“Mariner is our exploration, mostly a research prototype at this point, of how to reimagine the user interface with AI,” Hassabis says.
Google launched Gemini in December 2023 as part of an effort to overtake OpenAI, the startup behind the wildly popular chatbot ChatGPT. Despite investing heavily in AI and contributing major research breakthroughs, Google saw OpenAI hailed as the new leader in AI and the chatbot was even touted as perhaps a better way to search the web. With its Gemini models, Google now offers a chatbot that is just as capable as ChatGPT. It has also added generative AI to search and other products.
When Hassabis first unveiled Gemini in December 2023, he told WIRED that the way it was trained to understand audio and video would ultimately prove transformative.
Google also offered a glimpse today of how this could happen with a new version of an experimental project called Astra. This allows Gemini 2 to understand its environment, as viewed through the camera of a smartphone or other device, and naturally talk in a human voice about what it sees.
WIRED tested Gemini 2 in Google DeepMind's office and found it to be an impressive new kind of personal assistant. In a room set up as a bar, Gemini 2 quickly assessed several wine bottles in view, providing geographic information, details on flavor characteristics, and prices sourced from the Internet.
“One of the things I want the Astra to do is be the ultimate recommendation system,” says Hassabis. “It can be very exciting. There may be connections between the books you like to read and the foods you like to eat. They probably exist, but we just haven't discovered them yet.”
Through Astra, Gemini 2 can not only search the Internet for information relevant to a user's environment and use Google Lens and Maps. It can also remember what it has seen and heard (although Google says users can delete data), allowing it to learn a user's tastes and interests.
In a mock gallery, Gemini 2 offered a wealth of historical information about paintings on the walls. The model quickly read from several books as WIRED flipped through the pages, immediately translating poetry from Spanish to English and describing recurring themes.
“There are clear opportunities for business models for advertising or endorsements,” Hassabis said when asked whether companies could potentially pay to have their products highlighted by Astra.

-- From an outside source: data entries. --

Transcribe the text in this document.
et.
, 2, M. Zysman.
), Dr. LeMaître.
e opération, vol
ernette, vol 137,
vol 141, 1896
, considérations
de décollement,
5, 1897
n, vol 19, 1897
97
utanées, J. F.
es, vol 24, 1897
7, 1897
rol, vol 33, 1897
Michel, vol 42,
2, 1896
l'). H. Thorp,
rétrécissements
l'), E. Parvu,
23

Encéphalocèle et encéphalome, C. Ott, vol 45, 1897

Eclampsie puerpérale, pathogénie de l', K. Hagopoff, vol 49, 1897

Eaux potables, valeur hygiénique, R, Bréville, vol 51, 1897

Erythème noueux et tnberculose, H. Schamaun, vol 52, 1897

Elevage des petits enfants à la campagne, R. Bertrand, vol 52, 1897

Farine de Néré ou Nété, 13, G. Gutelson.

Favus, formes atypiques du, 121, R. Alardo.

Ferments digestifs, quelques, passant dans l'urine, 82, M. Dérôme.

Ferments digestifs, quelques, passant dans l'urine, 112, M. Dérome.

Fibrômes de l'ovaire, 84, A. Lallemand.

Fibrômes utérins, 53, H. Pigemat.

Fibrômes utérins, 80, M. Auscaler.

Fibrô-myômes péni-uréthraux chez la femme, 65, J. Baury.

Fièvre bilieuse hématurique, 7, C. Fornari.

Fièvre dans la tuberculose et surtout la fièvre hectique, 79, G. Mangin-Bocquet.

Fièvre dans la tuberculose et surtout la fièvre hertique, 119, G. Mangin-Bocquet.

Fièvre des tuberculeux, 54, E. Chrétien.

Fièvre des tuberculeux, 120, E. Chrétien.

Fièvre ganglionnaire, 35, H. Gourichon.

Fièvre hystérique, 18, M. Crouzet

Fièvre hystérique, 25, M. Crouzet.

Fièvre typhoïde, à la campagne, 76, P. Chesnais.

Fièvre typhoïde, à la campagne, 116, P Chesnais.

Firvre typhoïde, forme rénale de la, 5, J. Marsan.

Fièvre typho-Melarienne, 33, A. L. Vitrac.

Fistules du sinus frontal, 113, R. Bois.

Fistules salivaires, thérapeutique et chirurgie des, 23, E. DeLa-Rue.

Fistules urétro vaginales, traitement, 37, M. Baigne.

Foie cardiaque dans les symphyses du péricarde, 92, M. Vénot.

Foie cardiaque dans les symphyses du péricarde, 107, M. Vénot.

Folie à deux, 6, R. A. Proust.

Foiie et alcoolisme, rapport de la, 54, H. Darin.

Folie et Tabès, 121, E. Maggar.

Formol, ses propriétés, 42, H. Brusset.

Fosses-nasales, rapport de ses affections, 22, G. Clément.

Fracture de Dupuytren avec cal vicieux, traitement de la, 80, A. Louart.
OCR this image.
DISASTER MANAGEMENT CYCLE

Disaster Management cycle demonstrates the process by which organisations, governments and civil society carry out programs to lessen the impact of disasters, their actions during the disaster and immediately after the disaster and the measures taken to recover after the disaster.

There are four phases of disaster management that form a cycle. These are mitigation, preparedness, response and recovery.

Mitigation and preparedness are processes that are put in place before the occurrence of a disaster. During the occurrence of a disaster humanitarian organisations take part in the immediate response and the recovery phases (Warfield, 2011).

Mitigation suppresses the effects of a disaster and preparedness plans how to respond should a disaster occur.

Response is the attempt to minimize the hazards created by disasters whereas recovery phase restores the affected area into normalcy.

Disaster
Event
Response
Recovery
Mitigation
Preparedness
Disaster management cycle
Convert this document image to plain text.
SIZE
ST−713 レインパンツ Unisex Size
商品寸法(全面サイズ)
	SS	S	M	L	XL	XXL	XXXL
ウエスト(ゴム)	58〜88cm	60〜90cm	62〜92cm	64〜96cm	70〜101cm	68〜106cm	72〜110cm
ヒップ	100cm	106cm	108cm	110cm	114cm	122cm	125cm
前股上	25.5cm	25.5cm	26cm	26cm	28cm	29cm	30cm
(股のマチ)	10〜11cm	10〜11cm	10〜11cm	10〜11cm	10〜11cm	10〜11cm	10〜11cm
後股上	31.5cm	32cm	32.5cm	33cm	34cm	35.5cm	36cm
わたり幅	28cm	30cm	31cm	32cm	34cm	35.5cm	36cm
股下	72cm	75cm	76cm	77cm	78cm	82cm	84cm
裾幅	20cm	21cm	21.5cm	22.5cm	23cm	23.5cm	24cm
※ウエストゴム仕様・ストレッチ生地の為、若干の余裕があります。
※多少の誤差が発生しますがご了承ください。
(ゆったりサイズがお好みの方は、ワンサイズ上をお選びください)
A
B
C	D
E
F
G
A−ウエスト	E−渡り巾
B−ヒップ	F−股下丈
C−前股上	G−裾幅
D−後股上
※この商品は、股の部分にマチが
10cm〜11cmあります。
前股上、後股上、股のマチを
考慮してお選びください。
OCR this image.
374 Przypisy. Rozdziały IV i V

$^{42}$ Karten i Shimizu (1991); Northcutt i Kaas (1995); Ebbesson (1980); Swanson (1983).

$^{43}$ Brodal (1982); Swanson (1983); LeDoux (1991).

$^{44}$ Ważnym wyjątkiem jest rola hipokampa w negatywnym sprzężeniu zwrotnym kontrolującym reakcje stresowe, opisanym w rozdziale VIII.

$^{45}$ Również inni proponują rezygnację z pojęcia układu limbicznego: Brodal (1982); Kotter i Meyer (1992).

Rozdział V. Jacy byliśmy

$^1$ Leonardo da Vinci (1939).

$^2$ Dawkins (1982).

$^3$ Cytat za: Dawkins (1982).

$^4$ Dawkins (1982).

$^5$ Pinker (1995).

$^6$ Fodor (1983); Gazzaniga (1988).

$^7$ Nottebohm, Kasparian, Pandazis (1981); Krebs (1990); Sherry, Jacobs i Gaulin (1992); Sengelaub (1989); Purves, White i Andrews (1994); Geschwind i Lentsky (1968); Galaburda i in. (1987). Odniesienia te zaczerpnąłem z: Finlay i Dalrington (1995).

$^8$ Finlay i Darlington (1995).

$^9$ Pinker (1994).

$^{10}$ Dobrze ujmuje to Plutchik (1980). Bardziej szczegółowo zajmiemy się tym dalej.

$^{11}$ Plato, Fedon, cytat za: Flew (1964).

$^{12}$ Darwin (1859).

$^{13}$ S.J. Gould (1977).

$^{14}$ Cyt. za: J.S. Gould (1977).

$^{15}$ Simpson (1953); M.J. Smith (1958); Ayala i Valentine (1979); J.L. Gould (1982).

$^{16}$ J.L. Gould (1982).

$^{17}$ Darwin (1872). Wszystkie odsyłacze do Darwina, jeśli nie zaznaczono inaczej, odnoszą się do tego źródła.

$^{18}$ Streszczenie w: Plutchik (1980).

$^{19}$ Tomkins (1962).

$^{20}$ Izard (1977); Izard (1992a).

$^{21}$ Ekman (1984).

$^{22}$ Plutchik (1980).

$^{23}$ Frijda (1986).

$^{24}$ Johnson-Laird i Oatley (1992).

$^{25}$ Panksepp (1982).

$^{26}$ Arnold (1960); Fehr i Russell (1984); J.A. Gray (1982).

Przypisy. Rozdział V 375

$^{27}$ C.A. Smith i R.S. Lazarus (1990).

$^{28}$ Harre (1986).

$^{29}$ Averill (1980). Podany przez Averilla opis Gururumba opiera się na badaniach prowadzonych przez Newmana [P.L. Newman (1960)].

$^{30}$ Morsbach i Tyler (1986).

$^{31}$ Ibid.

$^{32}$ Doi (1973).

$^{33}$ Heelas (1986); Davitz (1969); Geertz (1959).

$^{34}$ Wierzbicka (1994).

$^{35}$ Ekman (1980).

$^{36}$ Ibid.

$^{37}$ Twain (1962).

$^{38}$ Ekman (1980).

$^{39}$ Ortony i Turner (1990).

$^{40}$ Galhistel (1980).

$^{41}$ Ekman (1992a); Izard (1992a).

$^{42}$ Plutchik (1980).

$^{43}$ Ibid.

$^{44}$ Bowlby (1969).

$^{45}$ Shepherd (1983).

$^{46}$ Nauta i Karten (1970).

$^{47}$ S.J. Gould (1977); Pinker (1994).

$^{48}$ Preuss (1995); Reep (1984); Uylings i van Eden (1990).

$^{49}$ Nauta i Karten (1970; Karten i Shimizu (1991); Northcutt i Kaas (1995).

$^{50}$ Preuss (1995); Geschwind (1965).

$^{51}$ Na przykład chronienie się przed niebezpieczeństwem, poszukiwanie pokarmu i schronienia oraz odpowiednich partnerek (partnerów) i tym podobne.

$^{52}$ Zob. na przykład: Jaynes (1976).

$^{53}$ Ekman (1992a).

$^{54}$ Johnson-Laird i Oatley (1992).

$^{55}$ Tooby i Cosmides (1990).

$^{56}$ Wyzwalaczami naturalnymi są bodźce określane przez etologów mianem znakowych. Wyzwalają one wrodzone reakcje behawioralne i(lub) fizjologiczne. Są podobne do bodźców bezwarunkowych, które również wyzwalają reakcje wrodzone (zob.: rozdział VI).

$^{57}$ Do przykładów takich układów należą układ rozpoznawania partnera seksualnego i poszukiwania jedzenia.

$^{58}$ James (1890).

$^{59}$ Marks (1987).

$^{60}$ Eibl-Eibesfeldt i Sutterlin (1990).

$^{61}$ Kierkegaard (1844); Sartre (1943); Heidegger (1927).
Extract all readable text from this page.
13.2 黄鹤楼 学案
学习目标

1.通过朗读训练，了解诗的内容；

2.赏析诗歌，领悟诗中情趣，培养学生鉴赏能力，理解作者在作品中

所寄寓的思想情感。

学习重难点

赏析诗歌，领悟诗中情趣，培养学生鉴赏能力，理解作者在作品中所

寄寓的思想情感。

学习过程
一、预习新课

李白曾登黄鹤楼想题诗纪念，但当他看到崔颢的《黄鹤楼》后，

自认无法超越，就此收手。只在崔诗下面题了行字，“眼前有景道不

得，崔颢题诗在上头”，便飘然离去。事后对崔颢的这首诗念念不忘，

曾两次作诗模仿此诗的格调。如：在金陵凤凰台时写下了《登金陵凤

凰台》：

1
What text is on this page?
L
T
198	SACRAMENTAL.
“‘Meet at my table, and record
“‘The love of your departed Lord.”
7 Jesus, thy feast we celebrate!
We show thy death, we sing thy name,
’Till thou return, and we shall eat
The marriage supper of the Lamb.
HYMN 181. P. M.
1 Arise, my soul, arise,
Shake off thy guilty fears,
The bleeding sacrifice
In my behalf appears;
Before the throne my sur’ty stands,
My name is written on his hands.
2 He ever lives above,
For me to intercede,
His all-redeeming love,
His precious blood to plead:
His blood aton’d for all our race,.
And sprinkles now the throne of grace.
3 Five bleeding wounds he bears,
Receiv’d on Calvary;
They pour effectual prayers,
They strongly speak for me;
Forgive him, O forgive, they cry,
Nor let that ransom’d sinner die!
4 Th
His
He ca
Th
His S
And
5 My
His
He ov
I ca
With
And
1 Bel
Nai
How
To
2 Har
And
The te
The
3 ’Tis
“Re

Although the demos are carefully put together and Gemini 2 will inevitably make mistakes in real use, the model resisted attempts to get it to work reasonably well. It adapted to interruptions, and when WIRED suddenly changed the phone's view, it improvised just as a human might.
At one point, your correspondent showed Gemini 2 an iPhone and said it had been stolen. Gemini 2 said it was wrong to steal and the phone should be returned. However, when pressed, it admitted that it was okay to use the device to make an emergency call.
Hassabis recognizes that introducing AI into the physical world can lead to unexpected behavior. “I think we need to learn how people are going to use these systems,” he says. “What they find it useful for; but also the privacy and security side, we have to think about that very seriously in advance.”